ATLANTA – Acuity Brands, Inc. announced that it has completed the requirements for a Service Organization Control (SOC) 2, Type 1 Audit, covering the Company’s “lighting and building controls platform and services.” The audit affirms that Acuity Brands’ policies, practices, procedures, and operations for the covered products meet the SOC 2® criteria for security and availability.
“Earning a SOC 2 report reflects Acuity Brands’ continued commitment to our customers,” said Jazib Frahim, Vice President – Architecture and Product Security for IoT and Connected Solutions, Acuity Brands Lighting. “The assessment covers the vast majority of our connected lighting and building controls platforms and offered services, providing customers with a third-party assurance that Acuity Brands has appropriate information security controls in place.”
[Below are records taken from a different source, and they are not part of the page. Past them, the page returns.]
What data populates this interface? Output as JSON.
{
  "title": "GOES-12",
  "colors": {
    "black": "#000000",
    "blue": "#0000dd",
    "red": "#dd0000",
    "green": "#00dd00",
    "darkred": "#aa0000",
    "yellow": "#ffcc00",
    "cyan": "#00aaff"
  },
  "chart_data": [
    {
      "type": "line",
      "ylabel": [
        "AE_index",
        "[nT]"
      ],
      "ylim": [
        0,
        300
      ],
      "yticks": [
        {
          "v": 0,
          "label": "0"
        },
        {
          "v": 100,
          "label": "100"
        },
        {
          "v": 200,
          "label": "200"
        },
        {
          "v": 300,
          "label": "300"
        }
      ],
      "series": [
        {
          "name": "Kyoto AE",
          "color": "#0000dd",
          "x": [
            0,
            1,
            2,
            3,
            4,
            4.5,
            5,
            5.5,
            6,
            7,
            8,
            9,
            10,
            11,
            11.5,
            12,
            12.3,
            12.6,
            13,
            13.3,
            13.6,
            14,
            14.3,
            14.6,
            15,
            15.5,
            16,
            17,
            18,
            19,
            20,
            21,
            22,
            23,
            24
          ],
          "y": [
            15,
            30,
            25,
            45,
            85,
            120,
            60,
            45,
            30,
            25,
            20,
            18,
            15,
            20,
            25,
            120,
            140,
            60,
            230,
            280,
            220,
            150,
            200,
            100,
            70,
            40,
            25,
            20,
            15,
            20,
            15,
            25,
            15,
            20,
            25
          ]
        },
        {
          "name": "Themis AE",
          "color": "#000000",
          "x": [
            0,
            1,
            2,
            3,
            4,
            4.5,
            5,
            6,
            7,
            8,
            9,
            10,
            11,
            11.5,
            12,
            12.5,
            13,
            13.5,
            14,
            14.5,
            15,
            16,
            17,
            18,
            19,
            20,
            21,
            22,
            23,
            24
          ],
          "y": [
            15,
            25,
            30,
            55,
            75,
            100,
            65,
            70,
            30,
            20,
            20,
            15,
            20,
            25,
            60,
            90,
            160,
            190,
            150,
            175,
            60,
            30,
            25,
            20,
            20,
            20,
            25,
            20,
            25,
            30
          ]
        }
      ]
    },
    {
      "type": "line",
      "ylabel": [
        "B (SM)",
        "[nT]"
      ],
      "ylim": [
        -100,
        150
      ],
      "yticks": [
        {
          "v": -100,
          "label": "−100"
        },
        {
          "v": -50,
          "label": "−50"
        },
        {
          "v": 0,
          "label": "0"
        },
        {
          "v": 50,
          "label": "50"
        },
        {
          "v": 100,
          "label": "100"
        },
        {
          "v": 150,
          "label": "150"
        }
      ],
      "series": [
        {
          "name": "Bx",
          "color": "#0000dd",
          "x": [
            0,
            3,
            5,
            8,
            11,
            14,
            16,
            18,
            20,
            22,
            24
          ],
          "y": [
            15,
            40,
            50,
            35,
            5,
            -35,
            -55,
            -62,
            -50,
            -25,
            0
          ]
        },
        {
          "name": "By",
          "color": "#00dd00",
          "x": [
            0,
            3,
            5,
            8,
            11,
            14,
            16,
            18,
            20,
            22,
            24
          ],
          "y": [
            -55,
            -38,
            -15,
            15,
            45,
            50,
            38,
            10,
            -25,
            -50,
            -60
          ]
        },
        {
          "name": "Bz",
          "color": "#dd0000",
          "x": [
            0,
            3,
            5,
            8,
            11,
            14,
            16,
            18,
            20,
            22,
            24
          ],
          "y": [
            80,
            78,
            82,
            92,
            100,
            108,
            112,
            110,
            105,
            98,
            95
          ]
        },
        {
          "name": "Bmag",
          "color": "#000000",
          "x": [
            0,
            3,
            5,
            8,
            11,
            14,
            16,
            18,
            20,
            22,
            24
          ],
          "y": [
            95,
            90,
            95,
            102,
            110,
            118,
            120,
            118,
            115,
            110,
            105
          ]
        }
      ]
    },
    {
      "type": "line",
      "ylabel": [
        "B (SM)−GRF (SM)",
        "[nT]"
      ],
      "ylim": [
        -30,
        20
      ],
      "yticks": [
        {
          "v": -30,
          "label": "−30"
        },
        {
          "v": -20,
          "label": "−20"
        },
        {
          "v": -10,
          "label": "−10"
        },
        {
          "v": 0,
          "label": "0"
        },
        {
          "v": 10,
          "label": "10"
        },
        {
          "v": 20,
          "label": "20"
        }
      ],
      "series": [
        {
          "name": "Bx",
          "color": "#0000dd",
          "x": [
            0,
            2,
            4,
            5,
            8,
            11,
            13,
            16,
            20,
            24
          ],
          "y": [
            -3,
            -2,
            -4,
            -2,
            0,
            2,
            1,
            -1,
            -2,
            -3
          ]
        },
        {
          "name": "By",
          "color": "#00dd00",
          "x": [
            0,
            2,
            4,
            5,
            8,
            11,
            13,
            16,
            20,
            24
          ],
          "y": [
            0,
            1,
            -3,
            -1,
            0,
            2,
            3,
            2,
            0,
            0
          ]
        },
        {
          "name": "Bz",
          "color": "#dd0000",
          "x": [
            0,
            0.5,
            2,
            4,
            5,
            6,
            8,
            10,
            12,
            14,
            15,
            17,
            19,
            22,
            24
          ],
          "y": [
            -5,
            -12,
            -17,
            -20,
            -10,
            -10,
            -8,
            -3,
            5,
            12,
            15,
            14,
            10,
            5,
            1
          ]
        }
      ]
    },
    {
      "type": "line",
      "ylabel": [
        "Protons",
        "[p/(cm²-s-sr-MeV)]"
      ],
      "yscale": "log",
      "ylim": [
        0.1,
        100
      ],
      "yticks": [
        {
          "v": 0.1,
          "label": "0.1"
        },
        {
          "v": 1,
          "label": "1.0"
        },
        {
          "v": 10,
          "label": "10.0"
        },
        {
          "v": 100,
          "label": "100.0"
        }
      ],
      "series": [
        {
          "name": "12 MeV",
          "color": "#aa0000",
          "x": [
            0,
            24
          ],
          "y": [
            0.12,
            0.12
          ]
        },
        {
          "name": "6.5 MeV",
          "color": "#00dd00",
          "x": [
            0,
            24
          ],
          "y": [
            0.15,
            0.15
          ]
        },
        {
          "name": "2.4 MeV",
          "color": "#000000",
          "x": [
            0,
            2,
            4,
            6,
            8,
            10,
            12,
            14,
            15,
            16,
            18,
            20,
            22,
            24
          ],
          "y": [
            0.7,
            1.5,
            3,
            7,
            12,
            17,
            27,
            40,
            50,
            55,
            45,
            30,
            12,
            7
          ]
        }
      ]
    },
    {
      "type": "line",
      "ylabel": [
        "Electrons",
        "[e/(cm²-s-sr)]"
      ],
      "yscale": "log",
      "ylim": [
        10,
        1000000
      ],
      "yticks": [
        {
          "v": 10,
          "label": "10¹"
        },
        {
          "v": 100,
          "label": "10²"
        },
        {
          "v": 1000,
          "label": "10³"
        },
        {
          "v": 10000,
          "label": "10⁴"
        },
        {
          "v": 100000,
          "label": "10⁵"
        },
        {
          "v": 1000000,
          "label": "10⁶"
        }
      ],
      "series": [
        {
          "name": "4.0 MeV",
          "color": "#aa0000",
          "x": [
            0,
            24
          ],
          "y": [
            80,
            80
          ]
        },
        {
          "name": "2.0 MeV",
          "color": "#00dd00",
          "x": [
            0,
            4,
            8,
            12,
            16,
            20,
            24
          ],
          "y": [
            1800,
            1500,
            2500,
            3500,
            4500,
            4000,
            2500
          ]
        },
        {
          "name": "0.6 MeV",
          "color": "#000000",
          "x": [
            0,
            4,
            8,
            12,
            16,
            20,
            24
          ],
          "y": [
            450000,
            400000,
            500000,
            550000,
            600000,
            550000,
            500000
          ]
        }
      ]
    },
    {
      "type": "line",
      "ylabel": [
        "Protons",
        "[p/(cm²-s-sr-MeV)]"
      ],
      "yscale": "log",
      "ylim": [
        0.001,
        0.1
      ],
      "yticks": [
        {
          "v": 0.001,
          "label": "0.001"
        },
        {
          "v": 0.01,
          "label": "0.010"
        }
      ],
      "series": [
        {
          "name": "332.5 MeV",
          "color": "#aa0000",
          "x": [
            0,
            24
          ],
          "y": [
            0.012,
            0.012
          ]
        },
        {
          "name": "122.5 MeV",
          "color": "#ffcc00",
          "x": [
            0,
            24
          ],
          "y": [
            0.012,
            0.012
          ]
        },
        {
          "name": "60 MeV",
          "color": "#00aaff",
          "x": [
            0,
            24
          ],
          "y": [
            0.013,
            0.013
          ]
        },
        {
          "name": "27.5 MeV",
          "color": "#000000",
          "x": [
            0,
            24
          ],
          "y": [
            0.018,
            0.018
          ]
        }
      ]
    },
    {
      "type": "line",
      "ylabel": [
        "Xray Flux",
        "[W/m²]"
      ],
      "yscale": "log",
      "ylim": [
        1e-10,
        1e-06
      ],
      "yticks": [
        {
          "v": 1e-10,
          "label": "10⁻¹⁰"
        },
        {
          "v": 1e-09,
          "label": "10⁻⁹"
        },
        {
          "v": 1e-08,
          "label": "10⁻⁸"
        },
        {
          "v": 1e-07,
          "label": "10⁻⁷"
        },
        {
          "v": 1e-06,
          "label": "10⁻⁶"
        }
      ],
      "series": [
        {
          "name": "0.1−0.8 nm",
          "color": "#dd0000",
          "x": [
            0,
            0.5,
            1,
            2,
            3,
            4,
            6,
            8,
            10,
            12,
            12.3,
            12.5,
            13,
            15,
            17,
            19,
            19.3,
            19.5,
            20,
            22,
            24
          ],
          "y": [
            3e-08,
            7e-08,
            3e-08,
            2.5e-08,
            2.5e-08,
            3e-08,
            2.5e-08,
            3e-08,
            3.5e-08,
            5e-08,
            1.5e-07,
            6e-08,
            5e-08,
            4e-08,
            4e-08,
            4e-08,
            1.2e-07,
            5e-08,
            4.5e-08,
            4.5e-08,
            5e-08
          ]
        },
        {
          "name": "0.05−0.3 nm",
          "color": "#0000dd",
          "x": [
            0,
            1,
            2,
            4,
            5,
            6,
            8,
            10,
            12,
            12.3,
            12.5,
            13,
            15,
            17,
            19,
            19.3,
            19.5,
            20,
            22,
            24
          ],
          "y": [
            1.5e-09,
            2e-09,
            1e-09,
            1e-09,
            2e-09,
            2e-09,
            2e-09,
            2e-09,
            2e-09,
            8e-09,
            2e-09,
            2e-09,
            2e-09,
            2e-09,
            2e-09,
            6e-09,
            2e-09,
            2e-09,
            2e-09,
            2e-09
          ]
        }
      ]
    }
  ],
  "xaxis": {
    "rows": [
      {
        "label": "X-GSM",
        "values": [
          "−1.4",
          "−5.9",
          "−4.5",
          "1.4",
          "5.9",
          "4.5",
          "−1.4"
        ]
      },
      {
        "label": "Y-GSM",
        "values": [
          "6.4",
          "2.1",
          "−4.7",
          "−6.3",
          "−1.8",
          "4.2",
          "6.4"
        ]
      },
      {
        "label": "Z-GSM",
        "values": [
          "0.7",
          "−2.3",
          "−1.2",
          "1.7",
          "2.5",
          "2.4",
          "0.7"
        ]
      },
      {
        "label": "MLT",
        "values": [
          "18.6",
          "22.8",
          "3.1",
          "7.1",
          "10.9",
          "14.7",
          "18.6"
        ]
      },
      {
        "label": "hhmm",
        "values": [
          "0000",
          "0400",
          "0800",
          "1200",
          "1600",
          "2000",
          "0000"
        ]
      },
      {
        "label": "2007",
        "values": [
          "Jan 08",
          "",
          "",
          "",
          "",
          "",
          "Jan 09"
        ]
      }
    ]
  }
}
The scope of the SOC 2, Type 1 report covers Acuity Brands’ critical systems, applications, networks, development processes, human resources, and information assets as they apply to the handling of restricted information and development of products that comprise the Company’s:
- Digital Lighting Networks: in-scope components consisting of nLight® (wired), nLight® AIR (wireless), Fresco™ TouchScreen, SensorSwitch™ JOT, and ROAM® products;
- Atrius® Technology Solutions: in-scope components consisting of Atrius Application Suite, Atrius Local OS, Atrius Sensory Network, and Atrius Platform; and
- Distech Controls® Building Management Systems: in-scope components consisting of ECLYPSE® Connected Controller Series, ECLYPSE A1000, ECLYPSE Sky Ecosystem, Cloud-Relay API, and VEXX® products.
About SOC 2 Reports
SOC 2 reports are intended to meet the needs of a broad range of users that need detailed information and assurance about the controls at a service organization. Audits cover attributes relevant to security, availability, and processing integrity of the systems the service organization uses to process users’ data and the confidentiality and privacy of the information processed by these systems. Developed by the American Institute of CPAs (AICPA). SOC 2 is an auditing procedure to ensure a service provider securely manages data to protect the interests of the organization and the privacy of its clients. Acuity Brands’ SOC 2 audit was conducted by the firm Maloney + Novotny.